TROPPO SANREMO? TRANQUILLI, UN PO’ DI LEGGEREZZA NON NUOCE
Lascio tutti i commenti sul livello culturale del Festival di Sanremo alla penna di Aldo Grasso e di Roberto Franco che sul Corriere della Sera nei giorni scorsi hanno espresso con ironia e tristezza la loro opinione. Mi piace però fare notare che mentre al Festival ho sentito i conduttori sproloquiare perfino su un monumento della cultura italiana come Leopardi, a Bologna tante persone hanno scelto una visita guidata a Palazzo Boncompagni, luogo dove visse prima di diventare papa Gregorio XIII, seguendo la visita guidata a cura di Max Martelli e preferita allo show televisivo. Non so se debbo essere preoccupata o fiduciosa. Non lo so, davvero. Maria Grazia Amato, BOLOGNA
Gentile signora Maria Grazia,
entrambe le cose, perché nella vita non è mai tutto nero o tutto bianco. Le sfumature di colore e non di solo grigio sono ben più di 50. Sono molte le cose che inducono ad essere preoccupati, basta guardare alla cronaca, con i suoi fatti e misfatti, storie terribili alle quali si agganciano polemiche, giudizi sommari e strumentalizzazioni politiche, che finiscono per essere ancora più avvilenti delle vicende stesse. Poi ci si mettono anche il frivolo, il gossip, le imprese nelle isole dei soliti poco noti, per ubriacare troppa gente.
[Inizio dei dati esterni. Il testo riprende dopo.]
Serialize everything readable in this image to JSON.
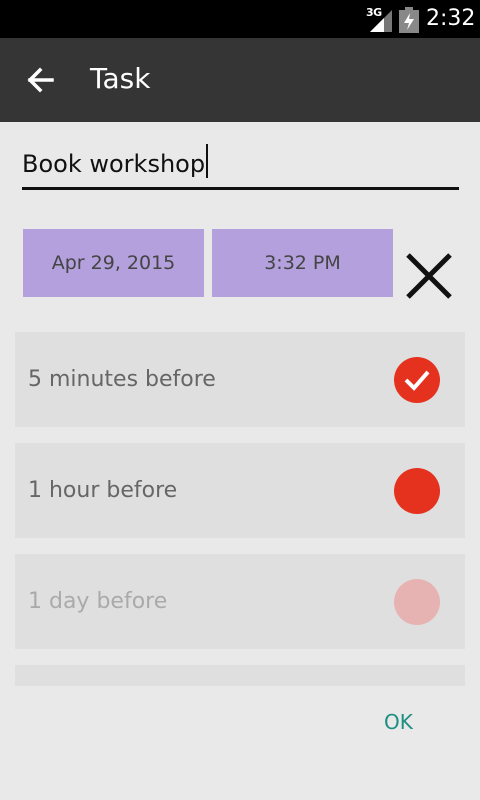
{
  "status_bar": {
    "network": "3G",
    "time": "2:32"
  },
  "app_bar": {
    "title": "Task"
  },
  "task": {
    "name": "Book workshop"
  },
  "schedule": {
    "date": "Apr 29, 2015",
    "time": "3:32 PM"
  },
  "reminders": [
    {
      "label": "5 minutes before",
      "state": "checked"
    },
    {
      "label": "1 hour before",
      "state": "unchecked"
    },
    {
      "label": "1 day before",
      "state": "disabled"
    }
  ],
  "actions": {
    "ok": "OK"
  },
  "colors": {
    "accent": "#e5321f",
    "picker": "#b3a0dc",
    "ok": "#1e8e83",
    "toolbar": "#353535"
  }
}
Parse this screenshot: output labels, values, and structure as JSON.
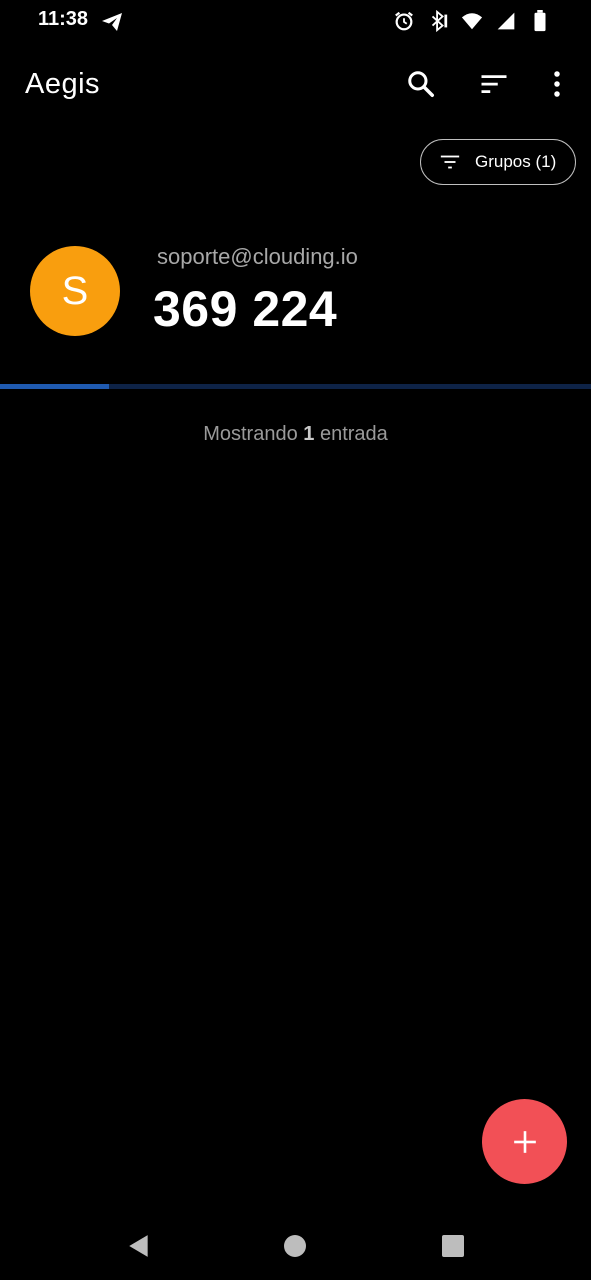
{
  "status_bar": {
    "time": "11:38",
    "icons": [
      "telegram-icon",
      "alarm-icon",
      "bluetooth-icon",
      "vibrate-icon",
      "wifi-icon",
      "signal-icon",
      "battery-icon"
    ]
  },
  "app_bar": {
    "title": "Aegis",
    "actions": [
      "search-icon",
      "sort-icon",
      "more-vert-icon"
    ]
  },
  "groups_chip": {
    "label": "Grupos (1)"
  },
  "entries": [
    {
      "avatar_letter": "S",
      "avatar_color": "#f99e0e",
      "issuer": "soporte@clouding.io",
      "code": "369 224",
      "progress": 0.185
    }
  ],
  "entry_count": {
    "prefix": "Mostrando",
    "count": "1",
    "suffix": "entrada"
  },
  "fab": {
    "icon": "plus-icon",
    "color": "#f25056"
  },
  "nav_bar": {
    "buttons": [
      "back-icon",
      "home-icon",
      "recents-icon"
    ]
  }
}
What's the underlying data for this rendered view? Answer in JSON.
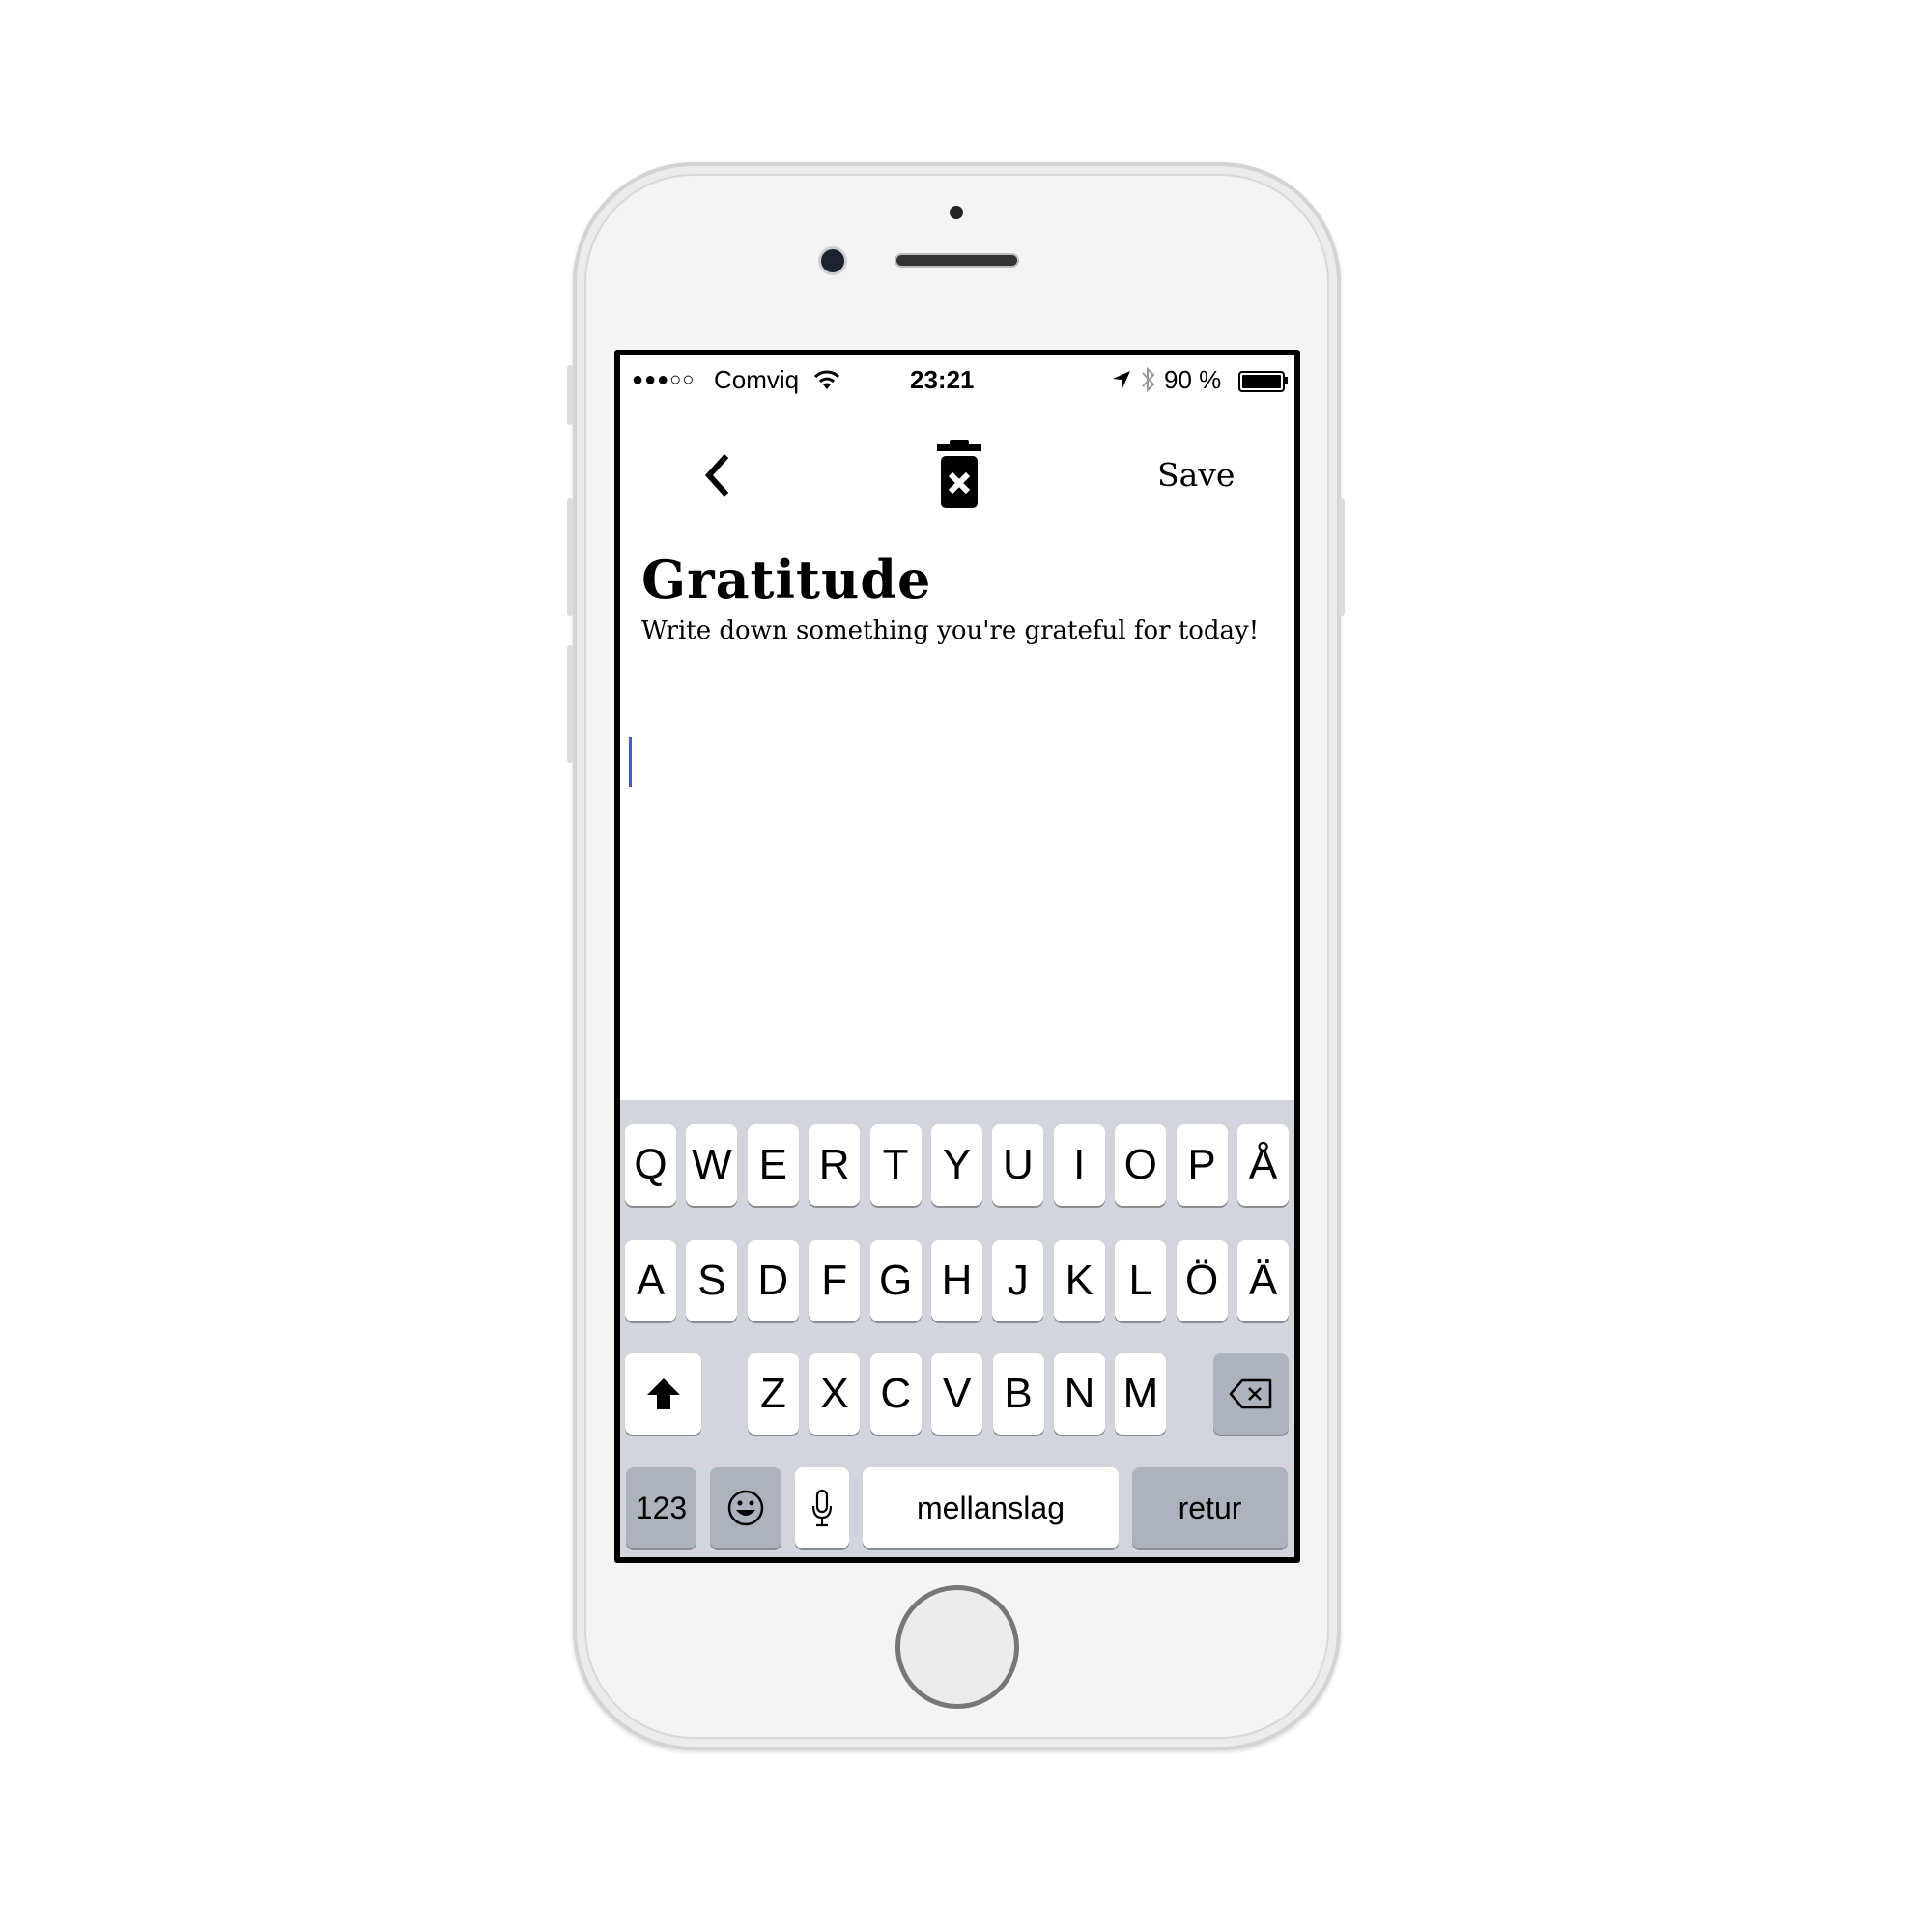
{
  "status_bar": {
    "signal": "●●●○○",
    "carrier": "Comviq",
    "time": "23:21",
    "battery": "90 %",
    "battery_level": 0.9
  },
  "nav": {
    "save_label": "Save"
  },
  "content": {
    "title": "Gratitude",
    "prompt": "Write down something you're grateful for today!",
    "entry_text": ""
  },
  "keyboard": {
    "row1": [
      "Q",
      "W",
      "E",
      "R",
      "T",
      "Y",
      "U",
      "I",
      "O",
      "P",
      "Å"
    ],
    "row2": [
      "A",
      "S",
      "D",
      "F",
      "G",
      "H",
      "J",
      "K",
      "L",
      "Ö",
      "Ä"
    ],
    "row3": [
      "Z",
      "X",
      "C",
      "V",
      "B",
      "N",
      "M"
    ],
    "numbers_label": "123",
    "space_label": "mellanslag",
    "return_label": "retur"
  },
  "colors": {
    "cursor": "#3b5ce0",
    "keyboard_bg": "#d2d5db",
    "key_dark": "#adb3bc"
  }
}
Un po’ di svago, di leggerezza, di divertimento fa bene alla salute. Ma l’overdose ha un effetto subdolo: non si manifesta in immediata forma letale, ma diffonde un lento avvelenamento, con il distacco dal reale e l’immersione in un eden virtuale, nel quale la gerarchia dei valori diventa idolatria dei disvalori. Nello stesso tempo si può, anzi si deve essere fiduciosi, perché il bene è una pianta che non teme la siccità. Sono convinto e spero di essere da lei condiviso, gentile signora, che nel mondo ci sia tanto bene almeno quanto il male, anche se questo ama mostrarsi e l’altro mimetizzarsi. Mentre il Festival replicato ad ogni ora incolla alla sedentarietà, mi fa sapere che tanti bolognesi vanno a scuola di bellezza in via del Monte, nelle sale del palazzo dove visse Ugo Boncompagni, l’unico bolognese diventato Papa. S’immergono in emozioni assai diverse da quelle di Sanremo che non vanno negate in toto, perché anche una canzone può parlare all’anima, ma di sicuro conviene ridimensionarle, soprattutto nei bla bla di certi applauditori in servizio permanente. Respirare la vita e il tempo dell’uomo che ha dato al mondo il calendario con il febbraio che ogni quattro diventa di 29 giorni, è un proficuo esercizio antiossidante. Combatte non i radicali liberi ma i radical ben poco chic del nullismo. Dunque, non stiamo sereni, ma almeno fiduciosi. Perché è questa Bologna che vuol dire fiducia.